PhD Candidate Wins Best Paper Award at IEEE CDC

 Wei Xiao Receives Outstanding Student Paper Award

By Maya Bhat, CISE Staff

PhD candidate Wei Xiao (SE) is the first author on a paper titled “Feasibility-Guided Learning for Constrained Optimal Control Problems.” The piece was published in Proceedings of 59th IEEE Conference on Decision and Control and earned the Outstanding Student Paper Award.

Over 1300 papers were presented at the conference, and 64 were nominated for the Outstanding Student Paper award. Xiao’s submission is one of four to be recognized for displaying “originality, clarity and potential impact on practical applications or theoretical foundations of control.”

Xiao co-authored the paper with his advisors: CISE faculty affiliates, Professors Christos Cassandras (SE, ECE, Division Head of Systems Engineering) and Calin Belta (ME, ECE, SE). The paper addresses a fundamental and challenging problem in control theory: stabilizing a dynamical system while optimizing a cost and satisfying constraints. “Typically, such problems include autonomous driving in traffic and robot safe exploration in unknown environments,” says Xiao.

“When safety becomes critical, it is desired to prioritize the strict satisfaction of constraints over optimality.”

SE phd candidate Wei-Xiao
PhD candidate Wei Xiao (SE)

In the paper, the researchers adopt the control barrier function (CBF) method to improve the feasibility of optimal control problems with stringent safety constraints and tight control limitations in an unknown environment. Since control functions are often too conservative in their response to unknown aspects of the environment, the researchers apply machine learning techniques to improve the feasible regions that a system can access. With this approach, an appropriate and safe response to unpredictable obstructions is created. Xiao tested these methods on a robot for the purpose of the study, although his work could be applied to improving the ability of autonomous vehicles to navigate around obstacles, ensuring safety for passengers and surrounding individuals.
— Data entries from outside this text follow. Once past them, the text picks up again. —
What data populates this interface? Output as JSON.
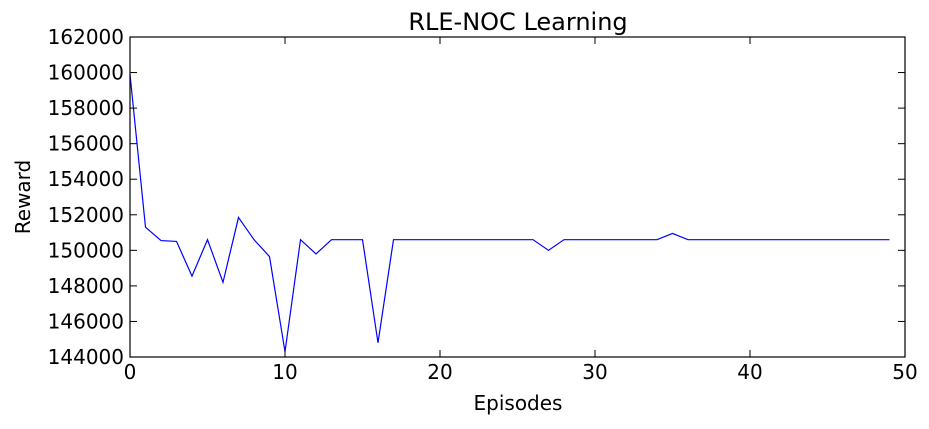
{
  "chart_data": {
    "type": "line",
    "title": "RLE-NOC Learning",
    "xlabel": "Episodes",
    "ylabel": "Reward",
    "xlim": [
      0,
      50
    ],
    "ylim": [
      144000,
      162000
    ],
    "x_ticks": [
      0,
      10,
      20,
      30,
      40,
      50
    ],
    "y_ticks": [
      144000,
      146000,
      148000,
      150000,
      152000,
      154000,
      156000,
      158000,
      160000,
      162000
    ],
    "grid": false,
    "legend": "none",
    "series": [
      {
        "color": "#0000ff",
        "x": [
          0,
          1,
          2,
          3,
          4,
          5,
          6,
          7,
          8,
          9,
          10,
          11,
          12,
          13,
          14,
          15,
          16,
          17,
          18,
          19,
          20,
          21,
          22,
          23,
          24,
          25,
          26,
          27,
          28,
          29,
          30,
          31,
          32,
          33,
          34,
          35,
          36,
          37,
          38,
          39,
          40,
          41,
          42,
          43,
          44,
          45,
          46,
          47,
          48,
          49
        ],
        "values": [
          159900,
          151300,
          150550,
          150500,
          148550,
          150600,
          148200,
          151850,
          150600,
          149650,
          144300,
          150600,
          149800,
          150600,
          150600,
          150600,
          144800,
          150600,
          150600,
          150600,
          150600,
          150600,
          150600,
          150600,
          150600,
          150600,
          150600,
          150000,
          150600,
          150600,
          150600,
          150600,
          150600,
          150600,
          150600,
          150950,
          150600,
          150600,
          150600,
          150600,
          150600,
          150600,
          150600,
          150600,
          150600,
          150600,
          150600,
          150600,
          150600,
          150600
        ]
      }
    ]
  }
}
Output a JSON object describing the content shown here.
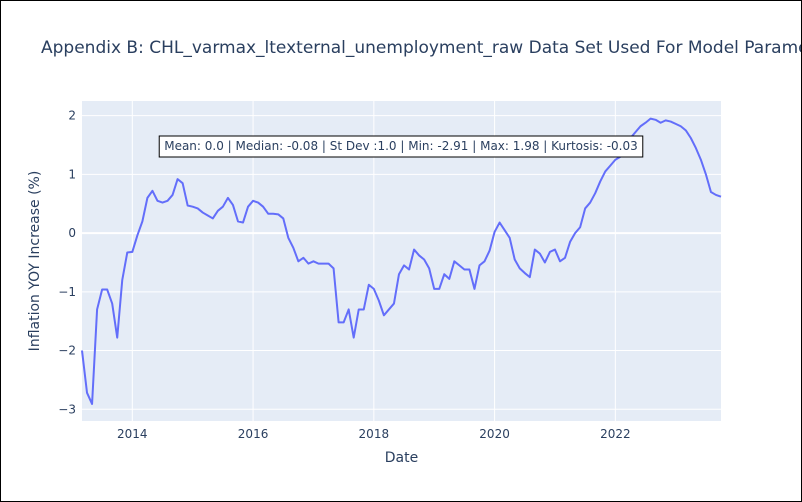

“This paper addresses a crucial dilemma in modern engineering: how to bridge the gap between control planning and powerful motion learning techniques?,” explains Professor Cassandras. “This paper is original in its approach to marrying classical control engineering with emerging machine learning techniques.”

Xiao is a fourth-year PhD student specializing in Connected Automated Vehicles (CAVs), Robotics, Lyapunov methods, Machine Learning, and Temporal Logic.